I then took solace in the newspaper I borrowed, the Telegraph and though I appreciate that its viewpoint is conservative, what a depressing experience it proved. In random order I read about a bogus ethnic police commander, upwards of 200,000 young people who will not get university places this year with far better grades than I got, the MPs trying to evade justice by claiming parliamentary privilege, poor retail sales in January sparking a second recession, why we are nearly in the same parlous state as Greece (with Gordon Brown prescribing them austere measures!), an all party group of MPs slating the treasuries handling of the financial rescue (no controls and the banks are still not lending), the number of soldiers who have died in Afghanistan has passed the losses sustained in the Falklands, cold weather has stalled the housing market again.

Sadly this is just one day, one snapshot of life at the moment. It is very difficult at present to keep the sense of perspective and optimism that one needs to be an entrepreneur. The last 2 months have been the worst trading months I have experienced in 20 years running hotels. We had the floods in November followed by the snow of December and January and this coupled with the recession has been a bitter pill to swallow.

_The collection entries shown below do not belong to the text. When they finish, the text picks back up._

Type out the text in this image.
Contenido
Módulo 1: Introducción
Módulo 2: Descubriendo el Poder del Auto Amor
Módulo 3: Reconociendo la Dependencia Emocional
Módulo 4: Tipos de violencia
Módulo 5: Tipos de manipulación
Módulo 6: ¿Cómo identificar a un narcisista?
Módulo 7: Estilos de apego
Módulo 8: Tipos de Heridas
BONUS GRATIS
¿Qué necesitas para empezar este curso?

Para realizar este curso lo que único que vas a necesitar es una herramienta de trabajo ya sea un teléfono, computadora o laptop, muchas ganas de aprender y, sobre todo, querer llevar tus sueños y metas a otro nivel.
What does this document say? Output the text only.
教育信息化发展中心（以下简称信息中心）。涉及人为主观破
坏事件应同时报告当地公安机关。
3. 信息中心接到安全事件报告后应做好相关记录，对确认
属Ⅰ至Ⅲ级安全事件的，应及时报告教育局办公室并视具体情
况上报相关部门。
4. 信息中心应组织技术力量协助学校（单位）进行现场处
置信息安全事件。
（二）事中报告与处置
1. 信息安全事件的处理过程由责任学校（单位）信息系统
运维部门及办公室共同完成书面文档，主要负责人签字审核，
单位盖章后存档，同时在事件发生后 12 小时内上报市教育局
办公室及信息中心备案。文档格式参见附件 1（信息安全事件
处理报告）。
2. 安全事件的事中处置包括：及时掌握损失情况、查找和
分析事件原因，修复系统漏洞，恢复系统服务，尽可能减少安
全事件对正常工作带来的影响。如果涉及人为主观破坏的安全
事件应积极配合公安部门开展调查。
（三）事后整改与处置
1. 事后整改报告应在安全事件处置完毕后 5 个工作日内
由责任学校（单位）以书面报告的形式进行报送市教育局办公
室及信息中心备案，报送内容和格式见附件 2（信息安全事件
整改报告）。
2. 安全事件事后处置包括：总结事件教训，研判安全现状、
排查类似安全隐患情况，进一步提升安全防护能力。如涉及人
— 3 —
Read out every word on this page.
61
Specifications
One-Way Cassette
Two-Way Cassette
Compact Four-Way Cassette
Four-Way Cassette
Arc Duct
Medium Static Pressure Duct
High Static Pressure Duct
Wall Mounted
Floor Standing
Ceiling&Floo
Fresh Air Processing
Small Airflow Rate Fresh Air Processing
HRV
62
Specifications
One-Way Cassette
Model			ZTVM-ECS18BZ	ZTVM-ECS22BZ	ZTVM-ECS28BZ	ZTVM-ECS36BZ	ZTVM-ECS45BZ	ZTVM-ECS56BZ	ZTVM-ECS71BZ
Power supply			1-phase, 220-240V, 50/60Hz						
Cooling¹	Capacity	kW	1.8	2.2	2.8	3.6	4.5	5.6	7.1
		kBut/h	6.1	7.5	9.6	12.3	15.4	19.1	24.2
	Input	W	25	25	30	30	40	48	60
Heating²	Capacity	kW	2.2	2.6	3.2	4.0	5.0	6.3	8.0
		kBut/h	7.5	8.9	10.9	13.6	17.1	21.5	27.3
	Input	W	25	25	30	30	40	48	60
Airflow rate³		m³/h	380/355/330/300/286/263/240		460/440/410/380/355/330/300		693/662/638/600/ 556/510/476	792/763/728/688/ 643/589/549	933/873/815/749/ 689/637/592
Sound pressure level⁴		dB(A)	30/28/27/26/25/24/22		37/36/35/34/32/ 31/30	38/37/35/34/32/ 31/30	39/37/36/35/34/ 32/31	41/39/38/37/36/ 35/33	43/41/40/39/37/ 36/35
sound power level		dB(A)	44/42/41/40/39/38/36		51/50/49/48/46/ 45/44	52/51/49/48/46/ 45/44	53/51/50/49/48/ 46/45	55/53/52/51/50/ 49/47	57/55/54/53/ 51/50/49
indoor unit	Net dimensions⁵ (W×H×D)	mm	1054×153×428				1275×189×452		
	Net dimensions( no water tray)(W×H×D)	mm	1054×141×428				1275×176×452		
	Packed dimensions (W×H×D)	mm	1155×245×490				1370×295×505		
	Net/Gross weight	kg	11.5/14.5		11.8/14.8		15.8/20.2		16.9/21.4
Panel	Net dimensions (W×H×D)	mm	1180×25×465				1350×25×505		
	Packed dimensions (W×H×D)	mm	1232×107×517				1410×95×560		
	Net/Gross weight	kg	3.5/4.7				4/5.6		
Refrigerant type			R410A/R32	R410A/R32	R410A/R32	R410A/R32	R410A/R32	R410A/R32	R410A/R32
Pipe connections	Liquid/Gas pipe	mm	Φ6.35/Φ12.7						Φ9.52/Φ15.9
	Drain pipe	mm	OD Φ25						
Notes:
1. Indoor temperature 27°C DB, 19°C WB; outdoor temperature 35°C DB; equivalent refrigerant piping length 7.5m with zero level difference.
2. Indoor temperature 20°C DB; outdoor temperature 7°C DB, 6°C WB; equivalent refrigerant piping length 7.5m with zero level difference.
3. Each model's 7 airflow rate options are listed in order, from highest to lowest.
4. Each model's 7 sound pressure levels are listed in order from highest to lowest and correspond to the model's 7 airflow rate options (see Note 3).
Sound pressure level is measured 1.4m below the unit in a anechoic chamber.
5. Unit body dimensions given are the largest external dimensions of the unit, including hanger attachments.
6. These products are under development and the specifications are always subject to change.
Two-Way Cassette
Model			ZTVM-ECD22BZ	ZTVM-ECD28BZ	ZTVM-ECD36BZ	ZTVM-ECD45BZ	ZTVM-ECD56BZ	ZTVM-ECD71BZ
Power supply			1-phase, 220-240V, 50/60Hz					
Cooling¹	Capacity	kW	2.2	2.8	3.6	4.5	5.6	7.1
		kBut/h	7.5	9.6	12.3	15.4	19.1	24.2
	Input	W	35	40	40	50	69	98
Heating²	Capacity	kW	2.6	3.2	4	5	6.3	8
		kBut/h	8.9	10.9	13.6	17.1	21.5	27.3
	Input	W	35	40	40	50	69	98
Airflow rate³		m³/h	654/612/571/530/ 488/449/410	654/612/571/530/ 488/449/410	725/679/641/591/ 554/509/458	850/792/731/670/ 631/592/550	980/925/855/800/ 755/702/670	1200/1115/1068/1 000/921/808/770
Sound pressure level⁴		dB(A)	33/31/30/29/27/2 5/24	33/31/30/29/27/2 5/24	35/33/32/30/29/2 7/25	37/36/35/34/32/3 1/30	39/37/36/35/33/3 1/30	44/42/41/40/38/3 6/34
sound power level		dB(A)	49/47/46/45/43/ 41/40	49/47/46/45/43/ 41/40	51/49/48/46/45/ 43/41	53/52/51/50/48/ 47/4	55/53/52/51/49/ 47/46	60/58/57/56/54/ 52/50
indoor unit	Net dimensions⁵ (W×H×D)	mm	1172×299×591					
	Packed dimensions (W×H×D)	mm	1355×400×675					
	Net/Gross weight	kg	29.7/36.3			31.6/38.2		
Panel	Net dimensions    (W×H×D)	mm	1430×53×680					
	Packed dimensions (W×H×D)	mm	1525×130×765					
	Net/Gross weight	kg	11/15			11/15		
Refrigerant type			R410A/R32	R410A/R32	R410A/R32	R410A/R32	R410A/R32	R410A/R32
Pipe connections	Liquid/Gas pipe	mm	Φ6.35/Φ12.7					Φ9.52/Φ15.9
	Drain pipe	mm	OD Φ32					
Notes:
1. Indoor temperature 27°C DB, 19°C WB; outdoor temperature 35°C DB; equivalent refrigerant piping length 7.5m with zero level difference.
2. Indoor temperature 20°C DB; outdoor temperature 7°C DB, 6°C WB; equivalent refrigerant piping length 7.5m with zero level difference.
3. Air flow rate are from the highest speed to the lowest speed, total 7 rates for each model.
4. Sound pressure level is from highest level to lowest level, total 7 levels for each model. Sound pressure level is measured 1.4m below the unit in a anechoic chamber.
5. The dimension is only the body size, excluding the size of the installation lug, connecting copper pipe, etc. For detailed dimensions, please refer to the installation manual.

I understand the reluctance of everybody to spend money, we all feel uneasy about the future and want the reassurance of something put by for a rainy day. Many people though have never been better off, low interest rates have shrunk mortgages to a fraction of their former levels but most people have opted to leave payments the same and pay their debt off. We are depressed are from the top down. Has there ever been a more sad, less inspiring, leader than Gordon Brown. Tony Blair's virtuoso performance at the Iraq Inquiry just served to highlight the paucity of Gordon Brown's era. What will it take to restore confidence?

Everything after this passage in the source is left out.